Rafe siseó entre dientes cuando sintió que su grueso miembro se agitaba. Maldita sea, ésa era la razón por la que las mujeres no debían ser médicos. ¿Cómo se suponía que un hombre tenía que evitar excitarse con las manos de una mujer tocándole por todas partes?
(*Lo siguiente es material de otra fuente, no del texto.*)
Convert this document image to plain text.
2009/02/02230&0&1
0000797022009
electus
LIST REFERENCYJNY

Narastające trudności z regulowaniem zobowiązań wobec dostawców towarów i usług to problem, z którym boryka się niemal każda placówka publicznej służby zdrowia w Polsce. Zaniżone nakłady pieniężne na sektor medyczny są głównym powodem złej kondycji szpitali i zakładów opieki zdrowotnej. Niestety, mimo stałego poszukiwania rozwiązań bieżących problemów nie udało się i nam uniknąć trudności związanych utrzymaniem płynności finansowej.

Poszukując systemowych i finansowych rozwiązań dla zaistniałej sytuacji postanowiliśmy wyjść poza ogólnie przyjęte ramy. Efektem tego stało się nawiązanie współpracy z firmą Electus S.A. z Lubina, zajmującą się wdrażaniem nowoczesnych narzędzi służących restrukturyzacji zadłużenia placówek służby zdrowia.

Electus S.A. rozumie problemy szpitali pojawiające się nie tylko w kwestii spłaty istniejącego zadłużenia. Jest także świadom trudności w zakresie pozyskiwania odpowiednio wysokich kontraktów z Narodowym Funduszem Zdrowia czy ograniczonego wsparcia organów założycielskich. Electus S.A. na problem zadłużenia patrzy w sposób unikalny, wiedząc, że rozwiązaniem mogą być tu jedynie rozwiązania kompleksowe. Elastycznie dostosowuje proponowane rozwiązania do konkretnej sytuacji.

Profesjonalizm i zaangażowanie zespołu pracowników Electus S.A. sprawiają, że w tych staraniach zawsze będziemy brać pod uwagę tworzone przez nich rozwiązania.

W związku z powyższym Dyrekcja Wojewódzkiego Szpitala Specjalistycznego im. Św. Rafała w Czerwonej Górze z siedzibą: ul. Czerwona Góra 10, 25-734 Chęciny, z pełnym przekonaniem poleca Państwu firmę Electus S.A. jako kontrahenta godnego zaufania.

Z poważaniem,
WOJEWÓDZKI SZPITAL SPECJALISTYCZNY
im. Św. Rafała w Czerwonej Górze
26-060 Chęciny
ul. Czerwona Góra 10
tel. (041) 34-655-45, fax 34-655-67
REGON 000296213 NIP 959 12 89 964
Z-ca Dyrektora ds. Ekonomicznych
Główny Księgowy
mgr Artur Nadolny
Rafe estudió el rostro de Annie, pero ella parecía totalmente ajena a su erección. Aun así, alargó el brazo y estiró la manta hasta sus caderas para ocultar su involuntaria respuesta.
Absorta en su trabajo, la joven cortó con unas tijeras el apretado vendaje que sujetaba el emplasto contra las heridas de Rafe. Con cuidado, apartó las gasas y emitió un gemido de satisfacción al ver que el color rojo oscuro alrededor de las heridas se había aclarado.
Dejó a un lado las gasas manchadas de amarillo y marrón, y se inclinó para examinar más de cerca la carne desgarrada. Había un apagado destello metálico cerca de la superficie de la herida frontal, y Annie dejó escapar otro suspiro de satisfacción cuando cogió sus pinzas. Con extrema delicadeza, atrapó la esquirla de metal y la extrajo.
– Otro trozo de plomo -dijo en voz baja-. Tienes suerte de no haber muerto ya debido a la septicemia.
– Eso ya lo habías dicho.
– Y hablaba en serio también entonces. -Annie continuó con su examen, pero no encontró ningún otro fragmento de bala. Las heridas parecían limpias. Para asegurarse, la joven volvió a lavarlas con ácido carbólico. Luego, le puso dos puntos de sutura en cada herida para cerrar la mayor parte de los desgarros, dejándolas prácticamente abiertas para permitir que drenaran. Rafe apenas se estremeció cuando la aguja penetró en la suave carne de su costado, a pesar de la fina capa de sudor que cubrió su cuerpo. Annie sonrió, consciente de que aquel sudor indicaba que la fiebre cedía al igual que la intensidad del dolor.
Humedeció algunas hojas de llantén, las colocó sobre su costado y las cubrió con vendajes. Rafe soltó un grave murmullo de alivio cuando empezó a sentir el efecto de la magia de las curativas y relajantes hojas.
– Qué sensación tan agradable.
– Lo sé. -Annie lo tapó con la manta hasta los hombros-. Ahora, todo lo que tienes que hacer es quedarte tumbado, descansar y dejar que tu cuerpo sane. Duerme si quieres; no me iré a ninguna parte.